Deuteronomy 9:12 While Moses was experiencing the glory and joy of being in God’s presence receiving the tablets and instruction regarding his leadership of God’s people, Israel was rebelling against God. God described Israel to Moses as “your people”. This was a test: would Moses be love them enough to intercede for them? Would he model God who in Messiah gave Himself for His people? It didn’t get much worse than what was happening, exchanging the glory of God for the image of a calf.

Deuteronomy 9:13-14 God’s reaction to their repeated rebellion which is the fruit of stubbornness also described as stiff-necked or hard hearted was His intention of destroying Israel. God offered to make from Moses a nation stronger and more numerous. But if God wanted to destroy Israel he didn’t need to consult with Moses, why did He do so?  Moses, was a type of Messiah who held a 3 fold office of prophet priest and king.  Not only was he called to intercession but also to the role of prophet whose work is not only to declare God’s judgment but to offer terms of peace through repentance.  His intercession involved asking God to change or soften their hearts to confess and turn from their sin in repentance so they might be restored.

Deuteronomy 9:15-17 Moses came down from the mountain and presence with the emblems of the covenant in his hands. What he saw confirmed God’s word to him that Israel had abandoned the Lord and turned back to their idolatrous ways.  They had gone from life to death. To demonstrate to Israel how great their sin was he destroyed the tablets that confirmed their relationship and calling.  

Deuteronomy 9:18-20 Seeing the debacle before him Moses assumes his role as priest and falls on his face in prayer and fasting for forty days in the sight of the people. This was the second time he endured such a fast because of Israel’s sin. Mourning over the sin of others is a mark of godly character. Significant intersession was sorely needed because Moses knew that God was angry enough to destroy them. He also interceded for brother, Aaron, since God was angry enough to destroy him as well. God responded to His prayers and fasting.

Deuteronomy 9:21 Moses understood that the calf Aaron had made needed to be destroyed. He burned it, took the remains and ground them to powder. To internalize it he scattered the ashes and pieces into the water and then made them drink from the water (Exod. 32:20).

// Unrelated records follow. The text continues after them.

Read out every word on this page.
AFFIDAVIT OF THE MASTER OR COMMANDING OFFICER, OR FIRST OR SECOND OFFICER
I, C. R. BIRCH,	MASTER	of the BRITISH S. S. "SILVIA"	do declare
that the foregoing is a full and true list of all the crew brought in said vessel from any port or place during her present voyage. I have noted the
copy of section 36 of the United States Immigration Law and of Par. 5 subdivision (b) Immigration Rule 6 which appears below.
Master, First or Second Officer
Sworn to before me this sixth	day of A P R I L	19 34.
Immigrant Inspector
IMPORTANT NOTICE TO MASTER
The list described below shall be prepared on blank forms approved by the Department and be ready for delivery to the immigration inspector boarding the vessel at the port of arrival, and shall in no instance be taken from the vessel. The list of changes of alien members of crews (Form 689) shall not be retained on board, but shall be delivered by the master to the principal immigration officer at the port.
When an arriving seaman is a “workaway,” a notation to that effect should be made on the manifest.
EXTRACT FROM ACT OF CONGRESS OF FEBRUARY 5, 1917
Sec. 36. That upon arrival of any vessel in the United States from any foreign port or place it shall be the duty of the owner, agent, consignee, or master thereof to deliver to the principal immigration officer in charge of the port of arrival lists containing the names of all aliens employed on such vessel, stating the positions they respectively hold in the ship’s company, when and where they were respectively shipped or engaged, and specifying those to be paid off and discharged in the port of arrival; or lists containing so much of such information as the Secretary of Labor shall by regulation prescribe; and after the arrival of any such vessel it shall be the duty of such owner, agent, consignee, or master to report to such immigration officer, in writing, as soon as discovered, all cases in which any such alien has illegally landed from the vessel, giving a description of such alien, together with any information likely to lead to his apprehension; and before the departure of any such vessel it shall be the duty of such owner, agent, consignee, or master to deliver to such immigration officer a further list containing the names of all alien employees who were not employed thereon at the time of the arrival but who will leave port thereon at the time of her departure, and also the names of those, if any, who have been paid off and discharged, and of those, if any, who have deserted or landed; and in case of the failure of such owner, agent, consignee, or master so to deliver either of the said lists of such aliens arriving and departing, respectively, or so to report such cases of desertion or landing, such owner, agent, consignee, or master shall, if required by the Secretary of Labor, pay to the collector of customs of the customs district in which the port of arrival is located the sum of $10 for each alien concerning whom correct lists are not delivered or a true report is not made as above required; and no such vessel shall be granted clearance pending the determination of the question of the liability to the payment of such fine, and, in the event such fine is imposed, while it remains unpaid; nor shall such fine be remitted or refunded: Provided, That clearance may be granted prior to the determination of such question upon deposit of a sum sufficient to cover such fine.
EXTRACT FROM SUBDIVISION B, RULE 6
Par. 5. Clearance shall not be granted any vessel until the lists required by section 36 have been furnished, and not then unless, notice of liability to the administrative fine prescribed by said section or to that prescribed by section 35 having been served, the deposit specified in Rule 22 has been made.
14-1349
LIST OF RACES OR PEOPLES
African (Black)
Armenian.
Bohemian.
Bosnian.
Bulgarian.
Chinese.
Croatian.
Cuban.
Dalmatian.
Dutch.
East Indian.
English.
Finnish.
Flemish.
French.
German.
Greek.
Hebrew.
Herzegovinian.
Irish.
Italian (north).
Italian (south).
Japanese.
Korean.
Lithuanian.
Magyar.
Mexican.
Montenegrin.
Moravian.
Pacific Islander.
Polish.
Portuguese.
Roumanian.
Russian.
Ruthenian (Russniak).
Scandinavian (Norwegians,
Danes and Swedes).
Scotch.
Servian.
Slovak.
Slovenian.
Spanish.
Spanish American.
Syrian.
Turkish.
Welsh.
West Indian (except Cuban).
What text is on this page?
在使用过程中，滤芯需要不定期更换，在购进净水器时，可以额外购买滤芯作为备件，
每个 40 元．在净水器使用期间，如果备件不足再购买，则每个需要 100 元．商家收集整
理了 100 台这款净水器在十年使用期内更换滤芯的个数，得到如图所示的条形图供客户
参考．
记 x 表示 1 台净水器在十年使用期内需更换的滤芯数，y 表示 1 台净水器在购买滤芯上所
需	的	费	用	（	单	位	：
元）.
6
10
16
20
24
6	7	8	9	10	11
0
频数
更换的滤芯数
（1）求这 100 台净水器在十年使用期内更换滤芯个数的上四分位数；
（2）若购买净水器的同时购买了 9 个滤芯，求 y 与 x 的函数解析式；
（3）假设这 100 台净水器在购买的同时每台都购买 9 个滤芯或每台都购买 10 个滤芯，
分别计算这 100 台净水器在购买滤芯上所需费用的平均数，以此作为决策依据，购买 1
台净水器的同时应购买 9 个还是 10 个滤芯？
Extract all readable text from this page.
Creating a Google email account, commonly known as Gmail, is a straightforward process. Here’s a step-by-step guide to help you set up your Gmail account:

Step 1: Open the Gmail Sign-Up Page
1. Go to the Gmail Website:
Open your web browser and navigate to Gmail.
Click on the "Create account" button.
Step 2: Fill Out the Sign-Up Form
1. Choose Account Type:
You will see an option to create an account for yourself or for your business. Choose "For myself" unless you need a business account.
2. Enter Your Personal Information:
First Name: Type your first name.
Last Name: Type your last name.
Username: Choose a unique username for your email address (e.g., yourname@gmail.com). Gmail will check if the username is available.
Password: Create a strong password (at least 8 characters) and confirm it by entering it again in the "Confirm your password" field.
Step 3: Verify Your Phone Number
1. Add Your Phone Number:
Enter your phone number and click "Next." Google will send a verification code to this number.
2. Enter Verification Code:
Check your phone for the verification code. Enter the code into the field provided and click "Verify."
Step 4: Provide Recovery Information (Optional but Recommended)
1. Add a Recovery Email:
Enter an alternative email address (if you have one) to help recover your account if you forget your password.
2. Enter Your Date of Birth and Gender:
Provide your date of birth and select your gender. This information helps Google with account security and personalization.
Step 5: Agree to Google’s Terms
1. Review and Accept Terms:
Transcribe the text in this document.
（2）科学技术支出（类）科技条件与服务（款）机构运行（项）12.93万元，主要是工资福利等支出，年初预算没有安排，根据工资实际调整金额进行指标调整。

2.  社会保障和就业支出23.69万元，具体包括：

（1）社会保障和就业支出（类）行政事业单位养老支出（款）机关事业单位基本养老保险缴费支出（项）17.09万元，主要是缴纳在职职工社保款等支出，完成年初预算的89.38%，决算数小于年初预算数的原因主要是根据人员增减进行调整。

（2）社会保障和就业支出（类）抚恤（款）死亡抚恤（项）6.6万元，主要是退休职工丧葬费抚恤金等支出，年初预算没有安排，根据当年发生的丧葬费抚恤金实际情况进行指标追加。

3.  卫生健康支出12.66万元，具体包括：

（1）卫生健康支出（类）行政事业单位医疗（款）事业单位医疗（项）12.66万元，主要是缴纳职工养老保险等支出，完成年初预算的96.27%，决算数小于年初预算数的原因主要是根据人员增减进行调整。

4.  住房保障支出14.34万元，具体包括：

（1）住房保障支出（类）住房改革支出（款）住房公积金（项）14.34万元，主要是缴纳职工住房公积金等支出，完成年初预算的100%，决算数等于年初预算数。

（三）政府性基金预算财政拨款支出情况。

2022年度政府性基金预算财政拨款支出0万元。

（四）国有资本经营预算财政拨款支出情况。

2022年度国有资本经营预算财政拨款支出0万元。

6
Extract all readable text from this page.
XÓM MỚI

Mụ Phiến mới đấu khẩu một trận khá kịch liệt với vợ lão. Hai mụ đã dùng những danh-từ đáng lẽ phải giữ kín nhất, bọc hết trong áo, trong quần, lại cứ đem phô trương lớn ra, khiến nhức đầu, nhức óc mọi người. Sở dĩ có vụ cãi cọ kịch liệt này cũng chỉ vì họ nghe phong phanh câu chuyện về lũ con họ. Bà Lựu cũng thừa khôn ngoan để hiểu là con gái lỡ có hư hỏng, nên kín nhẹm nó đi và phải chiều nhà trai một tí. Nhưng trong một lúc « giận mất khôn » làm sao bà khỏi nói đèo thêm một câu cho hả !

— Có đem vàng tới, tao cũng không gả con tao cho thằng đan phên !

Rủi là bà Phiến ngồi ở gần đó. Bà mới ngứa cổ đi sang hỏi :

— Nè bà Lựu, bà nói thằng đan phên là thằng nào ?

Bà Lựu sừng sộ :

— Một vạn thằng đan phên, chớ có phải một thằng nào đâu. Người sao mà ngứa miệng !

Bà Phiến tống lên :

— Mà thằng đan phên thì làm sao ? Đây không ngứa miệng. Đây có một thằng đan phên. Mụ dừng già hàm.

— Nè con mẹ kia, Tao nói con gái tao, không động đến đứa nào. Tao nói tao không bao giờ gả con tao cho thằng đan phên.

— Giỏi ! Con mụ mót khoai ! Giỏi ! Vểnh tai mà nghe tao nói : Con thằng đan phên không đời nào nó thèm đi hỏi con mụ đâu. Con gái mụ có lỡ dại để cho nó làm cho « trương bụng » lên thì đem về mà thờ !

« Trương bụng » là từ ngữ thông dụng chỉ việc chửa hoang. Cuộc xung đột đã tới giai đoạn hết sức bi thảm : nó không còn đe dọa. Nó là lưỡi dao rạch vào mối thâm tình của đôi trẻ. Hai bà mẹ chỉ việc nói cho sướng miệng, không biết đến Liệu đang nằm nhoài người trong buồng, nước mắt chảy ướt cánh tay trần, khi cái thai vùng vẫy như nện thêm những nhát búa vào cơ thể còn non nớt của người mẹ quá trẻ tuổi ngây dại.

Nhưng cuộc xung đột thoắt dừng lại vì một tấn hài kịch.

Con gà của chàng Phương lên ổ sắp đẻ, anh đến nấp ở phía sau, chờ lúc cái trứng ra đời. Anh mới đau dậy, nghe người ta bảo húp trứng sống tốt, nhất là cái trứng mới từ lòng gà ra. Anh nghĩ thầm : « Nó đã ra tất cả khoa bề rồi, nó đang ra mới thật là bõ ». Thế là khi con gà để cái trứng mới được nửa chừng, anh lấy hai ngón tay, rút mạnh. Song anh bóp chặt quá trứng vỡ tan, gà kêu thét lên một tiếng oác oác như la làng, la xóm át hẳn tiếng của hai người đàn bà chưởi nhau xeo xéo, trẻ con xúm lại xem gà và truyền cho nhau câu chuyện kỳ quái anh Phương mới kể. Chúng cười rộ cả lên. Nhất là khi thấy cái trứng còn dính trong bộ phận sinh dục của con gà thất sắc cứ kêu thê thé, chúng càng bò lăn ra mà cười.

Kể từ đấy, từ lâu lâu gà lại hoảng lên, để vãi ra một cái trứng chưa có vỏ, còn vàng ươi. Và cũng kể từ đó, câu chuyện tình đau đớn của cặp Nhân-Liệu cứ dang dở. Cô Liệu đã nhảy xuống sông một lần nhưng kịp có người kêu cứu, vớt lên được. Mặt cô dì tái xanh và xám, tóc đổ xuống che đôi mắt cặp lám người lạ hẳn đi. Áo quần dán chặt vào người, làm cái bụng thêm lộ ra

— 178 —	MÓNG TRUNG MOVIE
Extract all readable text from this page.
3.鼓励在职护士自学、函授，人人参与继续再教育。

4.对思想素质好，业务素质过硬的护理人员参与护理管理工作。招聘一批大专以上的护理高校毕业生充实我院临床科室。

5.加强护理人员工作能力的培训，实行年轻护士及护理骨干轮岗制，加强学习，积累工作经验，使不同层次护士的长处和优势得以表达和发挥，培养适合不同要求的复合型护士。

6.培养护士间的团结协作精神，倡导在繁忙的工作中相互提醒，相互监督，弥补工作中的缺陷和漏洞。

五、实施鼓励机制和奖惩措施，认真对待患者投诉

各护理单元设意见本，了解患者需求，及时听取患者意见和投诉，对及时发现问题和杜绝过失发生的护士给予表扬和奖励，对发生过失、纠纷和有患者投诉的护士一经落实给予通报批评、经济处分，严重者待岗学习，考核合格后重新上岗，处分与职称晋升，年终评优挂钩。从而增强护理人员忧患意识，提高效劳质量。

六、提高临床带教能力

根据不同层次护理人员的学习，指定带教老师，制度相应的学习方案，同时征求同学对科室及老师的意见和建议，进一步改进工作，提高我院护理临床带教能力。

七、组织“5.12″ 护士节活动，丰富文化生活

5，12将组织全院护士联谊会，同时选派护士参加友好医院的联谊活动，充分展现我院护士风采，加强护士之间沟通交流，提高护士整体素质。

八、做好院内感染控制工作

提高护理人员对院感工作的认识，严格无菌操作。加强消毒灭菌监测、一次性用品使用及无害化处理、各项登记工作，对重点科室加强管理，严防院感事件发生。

Deuteronomy 9:22-24 Moses reminded this new generation of Israel’s sin at Taberah, three days after they left Sinai 38 years earlier, when they complained to Moses and the Lord (Num. 11:1-3). God had provided faithfully and once again they put him to the test again, in judgment God sent the fire of judgment to the outskirts of the camp. Then again, they rebelled at Massah (Exod. 17:1-7) when they were thirsty. Moses, at God’s direction, brought water out of a rock; “He called the place Massah and Meribah because Israel quarreled and tested the Lord saying, ‘Is the Lord among us or not?'” (Exod. 17:7). Then still again they complained at Kibroth Hattaavah (“the graves of craving”). It was there that they hungered for meat, so God miraculously provided quail, and along with stern discipline in the form of a severe plague. “Therefore the place was named Kibroth Hattaavah, because there they buried the people who had craved other food” (Num. 11:33-34). Then that generation failed their final exam at Kadesh Barnea when Israel should have been ready to take possession of the land. They had been redeemed from Egypt, instructed at Sinai and brought by the hand of God through the wilderness and here they refused to take the Promised Land of rest (Heb. 4). They listened to negative report of 10 of the spies (Num. 13:1-14:10) and rejected the word of Joshua and Caleb and would not trust the Lord. He is warning and reminding them of the consequences for not fearing, trusting and obeying their covenant keeping God, King, and Lord.